Everybody goes to bring glory to God, but how are you going to know if you have even accomplished that goal? The more specifically you define your objectives, the better you can train your Workers!

For example: at LST, we tell our workers in training that we are a seed-planting ministry, not a harvesting ministry. We are partners with local Christians who will nurture the relationships that our workers have begun and will continue to share the Story with those who will hear, so our goals are

  • to start relationships with people by offering to help them improve their English
  • to bring them into contact with the Word, specifically the Story of Jesus
  • to plant the Good Seed into their hearts and to water it with our love
  • to build a bridge from our short-term work to the long-term work of the local Christians.

With these very clear goals in mind, we can train very specifically.

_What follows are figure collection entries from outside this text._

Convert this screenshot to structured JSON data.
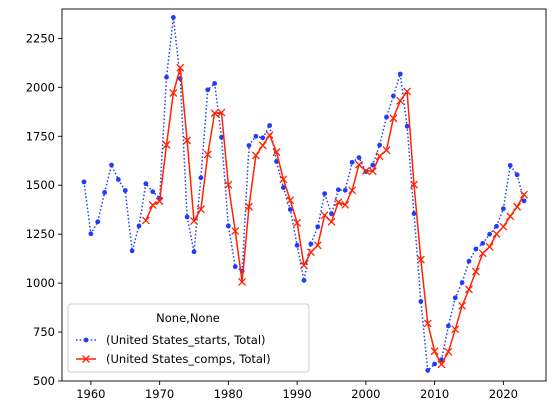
{
  "chart_data": {
    "type": "line",
    "x_ticks": [
      1960,
      1970,
      1980,
      1990,
      2000,
      2010,
      2020
    ],
    "y_ticks": [
      500,
      750,
      1000,
      1250,
      1500,
      1750,
      2000,
      2250
    ],
    "xlim": [
      1955.8,
      2026.2
    ],
    "ylim": [
      500,
      2400
    ],
    "grid": false,
    "legend": {
      "title": "None,None",
      "placement": "lower-left"
    },
    "series": [
      {
        "name": "(United States_starts, Total)",
        "color": "#1f3bff",
        "line_style": "dotted",
        "marker": "dot",
        "x": [
          1959,
          1960,
          1961,
          1962,
          1963,
          1964,
          1965,
          1966,
          1967,
          1968,
          1969,
          1970,
          1971,
          1972,
          1973,
          1974,
          1975,
          1976,
          1977,
          1978,
          1979,
          1980,
          1981,
          1982,
          1983,
          1984,
          1985,
          1986,
          1987,
          1988,
          1989,
          1990,
          1991,
          1992,
          1993,
          1994,
          1995,
          1996,
          1997,
          1998,
          1999,
          2000,
          2001,
          2002,
          2003,
          2004,
          2005,
          2006,
          2007,
          2008,
          2009,
          2010,
          2011,
          2012,
          2013,
          2014,
          2015,
          2016,
          2017,
          2018,
          2019,
          2020,
          2021,
          2022,
          2023
        ],
        "y": [
          1517,
          1252,
          1313,
          1463,
          1603,
          1529,
          1473,
          1165,
          1292,
          1508,
          1467,
          1434,
          2052,
          2357,
          2045,
          1338,
          1160,
          1538,
          1987,
          2020,
          1745,
          1292,
          1084,
          1062,
          1703,
          1750,
          1742,
          1805,
          1621,
          1488,
          1376,
          1193,
          1014,
          1200,
          1288,
          1457,
          1354,
          1477,
          1474,
          1617,
          1641,
          1569,
          1603,
          1705,
          1848,
          1956,
          2068,
          1801,
          1355,
          906,
          554,
          587,
          609,
          781,
          925,
          1003,
          1112,
          1174,
          1203,
          1250,
          1290,
          1380,
          1601,
          1553,
          1420
        ]
      },
      {
        "name": "(United States_comps, Total)",
        "color": "#ff2200",
        "line_style": "solid",
        "marker": "x",
        "x": [
          1968,
          1969,
          1970,
          1971,
          1972,
          1973,
          1974,
          1975,
          1976,
          1977,
          1978,
          1979,
          1980,
          1981,
          1982,
          1983,
          1984,
          1985,
          1986,
          1987,
          1988,
          1989,
          1990,
          1991,
          1992,
          1993,
          1994,
          1995,
          1996,
          1997,
          1998,
          1999,
          2000,
          2001,
          2002,
          2003,
          2004,
          2005,
          2006,
          2007,
          2008,
          2009,
          2010,
          2011,
          2012,
          2013,
          2014,
          2015,
          2016,
          2017,
          2018,
          2019,
          2020,
          2021,
          2022,
          2023
        ],
        "y": [
          1320,
          1399,
          1418,
          1706,
          1971,
          2100,
          1729,
          1317,
          1377,
          1657,
          1868,
          1871,
          1502,
          1266,
          1006,
          1390,
          1652,
          1703,
          1756,
          1669,
          1530,
          1423,
          1308,
          1091,
          1158,
          1193,
          1347,
          1313,
          1413,
          1400,
          1474,
          1605,
          1573,
          1571,
          1648,
          1679,
          1842,
          1931,
          1979,
          1503,
          1120,
          794,
          652,
          585,
          649,
          764,
          884,
          968,
          1059,
          1152,
          1185,
          1251,
          1288,
          1341,
          1390,
          1452
        ]
      }
    ]
  }
}
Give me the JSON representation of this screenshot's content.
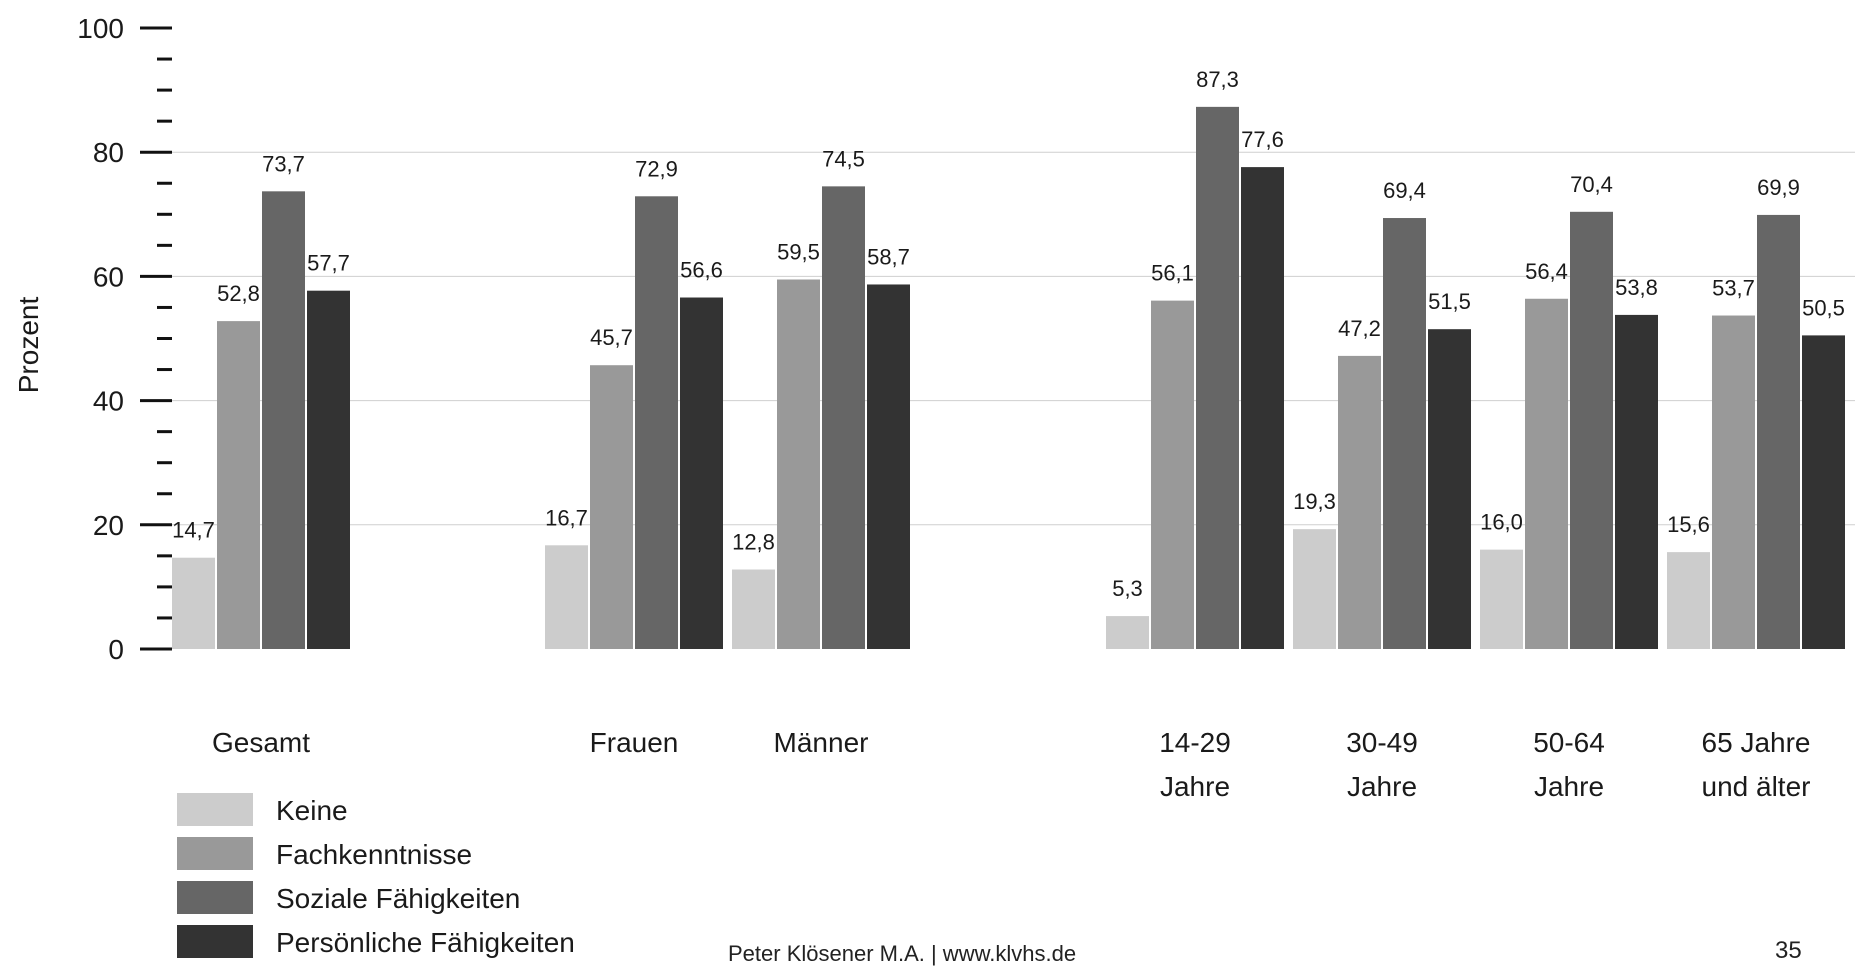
{
  "chart_data": {
    "type": "bar",
    "ylabel": "Prozent",
    "ylim": [
      0,
      100
    ],
    "yticks": [
      0,
      20,
      40,
      60,
      80,
      100
    ],
    "grid": true,
    "legend_position": "bottom-left",
    "categories": [
      "Gesamt",
      "Frauen",
      "Männer",
      "14-29 Jahre",
      "30-49 Jahre",
      "50-64 Jahre",
      "65 Jahre und älter"
    ],
    "category_labels": [
      [
        "Gesamt"
      ],
      [
        "Frauen"
      ],
      [
        "Männer"
      ],
      [
        "14-29",
        "Jahre"
      ],
      [
        "30-49",
        "Jahre"
      ],
      [
        "50-64",
        "Jahre"
      ],
      [
        "65 Jahre",
        "und älter"
      ]
    ],
    "series": [
      {
        "name": "Keine",
        "color": "#cccccc",
        "values": [
          14.7,
          16.7,
          12.8,
          5.3,
          19.3,
          16.0,
          15.6
        ],
        "labels": [
          "14,7",
          "16,7",
          "12,8",
          "5,3",
          "19,3",
          "16,0",
          "15,6"
        ]
      },
      {
        "name": "Fachkenntnisse",
        "color": "#999999",
        "values": [
          52.8,
          45.7,
          59.5,
          56.1,
          47.2,
          56.4,
          53.7
        ],
        "labels": [
          "52,8",
          "45,7",
          "59,5",
          "56,1",
          "47,2",
          "56,4",
          "53,7"
        ]
      },
      {
        "name": "Soziale Fähigkeiten",
        "color": "#666666",
        "values": [
          73.7,
          72.9,
          74.5,
          87.3,
          69.4,
          70.4,
          69.9
        ],
        "labels": [
          "73,7",
          "72,9",
          "74,5",
          "87,3",
          "69,4",
          "70,4",
          "69,9"
        ]
      },
      {
        "name": "Persönliche Fähigkeiten",
        "color": "#333333",
        "values": [
          57.7,
          56.6,
          58.7,
          77.6,
          51.5,
          53.8,
          50.5
        ],
        "labels": [
          "57,7",
          "56,6",
          "58,7",
          "77,6",
          "51,5",
          "53,8",
          "50,5"
        ]
      }
    ]
  },
  "footer": {
    "credit": "Peter Klösener M.A. | www.klvhs.de",
    "page_number": "35"
  }
}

  • To meet the first goal, LST trains workers in starting conversations with strangers and in helping them with their English in a way that fosters friendships and trust.
  • To meet the second goal, LST created appropriate materials for helping people with their English, which bring them into immediate and direct contact with the Word/Story in a non-confrontational way.  Much of LST’s training is in how to use these materials effectively.
  • Third, each LST lesson in every workbook contains seed thoughts, or very specific ideas that can germinate into faith in a good heart. Workers are trained how to plant the seeds in their conversations with unbelievers, as well as how to illustrate the truth of the Word from and with their own lives.
  • Finally, LST teams hosts social and service events for the local Christians and the participants, with the goal of building that very important bridge from short-term to long-term.  LST teams are trained specifically in ways to host these events to encourage the greatest participation and the best results.

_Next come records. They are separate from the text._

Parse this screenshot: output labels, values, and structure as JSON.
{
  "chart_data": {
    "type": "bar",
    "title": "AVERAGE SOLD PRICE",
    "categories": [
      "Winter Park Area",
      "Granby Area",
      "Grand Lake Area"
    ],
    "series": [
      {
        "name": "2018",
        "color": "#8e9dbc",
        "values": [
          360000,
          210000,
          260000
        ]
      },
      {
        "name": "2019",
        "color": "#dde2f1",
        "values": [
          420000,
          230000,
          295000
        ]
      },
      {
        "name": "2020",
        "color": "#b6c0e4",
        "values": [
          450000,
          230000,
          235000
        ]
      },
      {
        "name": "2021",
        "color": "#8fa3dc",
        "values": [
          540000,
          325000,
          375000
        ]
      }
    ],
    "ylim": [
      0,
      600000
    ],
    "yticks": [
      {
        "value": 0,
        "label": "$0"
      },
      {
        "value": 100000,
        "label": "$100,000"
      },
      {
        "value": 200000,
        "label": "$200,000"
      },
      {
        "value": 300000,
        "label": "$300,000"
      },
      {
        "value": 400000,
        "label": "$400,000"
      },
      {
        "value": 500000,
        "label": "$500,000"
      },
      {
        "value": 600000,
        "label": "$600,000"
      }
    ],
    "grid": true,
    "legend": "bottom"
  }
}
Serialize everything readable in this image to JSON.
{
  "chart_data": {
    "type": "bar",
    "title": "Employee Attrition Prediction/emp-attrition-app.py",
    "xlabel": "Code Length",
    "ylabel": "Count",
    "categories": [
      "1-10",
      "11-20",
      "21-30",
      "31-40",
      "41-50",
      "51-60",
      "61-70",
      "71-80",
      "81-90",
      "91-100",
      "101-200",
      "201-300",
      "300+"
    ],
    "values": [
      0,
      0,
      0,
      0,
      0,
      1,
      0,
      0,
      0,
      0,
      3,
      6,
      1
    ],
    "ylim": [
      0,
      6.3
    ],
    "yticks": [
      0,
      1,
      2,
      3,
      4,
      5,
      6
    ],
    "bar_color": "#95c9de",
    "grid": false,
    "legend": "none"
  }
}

Every goal or objective of your short-term work—whatever type–should produce a specific training component!  The hard part is defining the objectives specifically enough, but when your goals are truly defined, creating your training becomes much easier.

Every mission trip of every sort is conceived with the goal of doing good and bringing glory to God.  Most trips probably achieve these goals to about the same degree that each of us meets these same goals in our daily lives.  We can do better than that!

Excellent short-term missions will have well-defined goals and all of the workers on these mission trips will have been equipped and prepared intentionally and specifically with these goals in mind.